There is nothing to find fault in Naga Shaurya's acting. As this movie happens at various stages of life, he sported different looks and his hard work is seen in this film. He acted in a very mature way and completely understood what Avasarala Srinivas wanted. He tried acting with his eyes in this movie. Though Malavika Nair did show a lot of variations when it comes to looks, she scored a lot of marks in terms of acting. She complimented Naga Shaurya and their pair looks good onscreen. Avasarala who did a character in the movie did not add anything special unlike what he usually does. The writer in him failed the actor inside him.
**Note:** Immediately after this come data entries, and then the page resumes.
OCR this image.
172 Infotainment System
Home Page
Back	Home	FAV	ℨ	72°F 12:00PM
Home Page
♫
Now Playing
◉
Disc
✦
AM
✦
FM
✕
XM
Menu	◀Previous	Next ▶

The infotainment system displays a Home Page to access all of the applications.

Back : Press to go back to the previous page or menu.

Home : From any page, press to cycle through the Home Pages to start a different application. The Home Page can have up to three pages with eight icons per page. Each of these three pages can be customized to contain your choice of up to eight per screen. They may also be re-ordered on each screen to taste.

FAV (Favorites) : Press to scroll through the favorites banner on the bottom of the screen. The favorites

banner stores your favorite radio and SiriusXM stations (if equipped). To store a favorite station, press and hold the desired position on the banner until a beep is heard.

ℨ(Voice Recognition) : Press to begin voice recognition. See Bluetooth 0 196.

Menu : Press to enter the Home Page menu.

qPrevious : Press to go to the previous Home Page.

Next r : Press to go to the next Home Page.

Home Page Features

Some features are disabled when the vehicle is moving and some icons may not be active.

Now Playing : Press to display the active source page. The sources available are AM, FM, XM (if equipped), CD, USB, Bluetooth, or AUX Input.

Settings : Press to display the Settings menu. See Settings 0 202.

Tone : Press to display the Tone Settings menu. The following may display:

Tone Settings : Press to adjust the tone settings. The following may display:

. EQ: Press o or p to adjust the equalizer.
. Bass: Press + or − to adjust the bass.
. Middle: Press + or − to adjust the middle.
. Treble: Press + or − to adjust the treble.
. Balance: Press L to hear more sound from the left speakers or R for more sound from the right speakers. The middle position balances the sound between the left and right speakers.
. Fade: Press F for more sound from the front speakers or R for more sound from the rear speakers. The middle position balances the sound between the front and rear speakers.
Megha Chaowdary is okay and the actors who did friend roles are decent as well.
The only person who stands out in this movie is composer Kalyani Malik. His songs are very pleasant and pleasing to listen. His background score however is quite ordinary. He failed to lift the proceedings with his music this time. Sunil Kumar Nama's cinematography is strictly okay. The production values are not that great. We get a feeling that we are watching a documentary instead of a feature film. As this is all done according to the director's wish, the producers cannot be blamed at all. Avasarala failed to execute what he initially had in mind. He might have thought that natural dialogues and scenes might connect with the audience but there is no drama in the movie at all which led to zero emotional involvement. The naturality went overboard and it became a boring affair quite quickly. It is quite surprising that Avasarala and his team did not see this coming while watching the rushes and other footage on the editing table.
Verdict: 'PAPA' – A Test To The Patience Of Audience!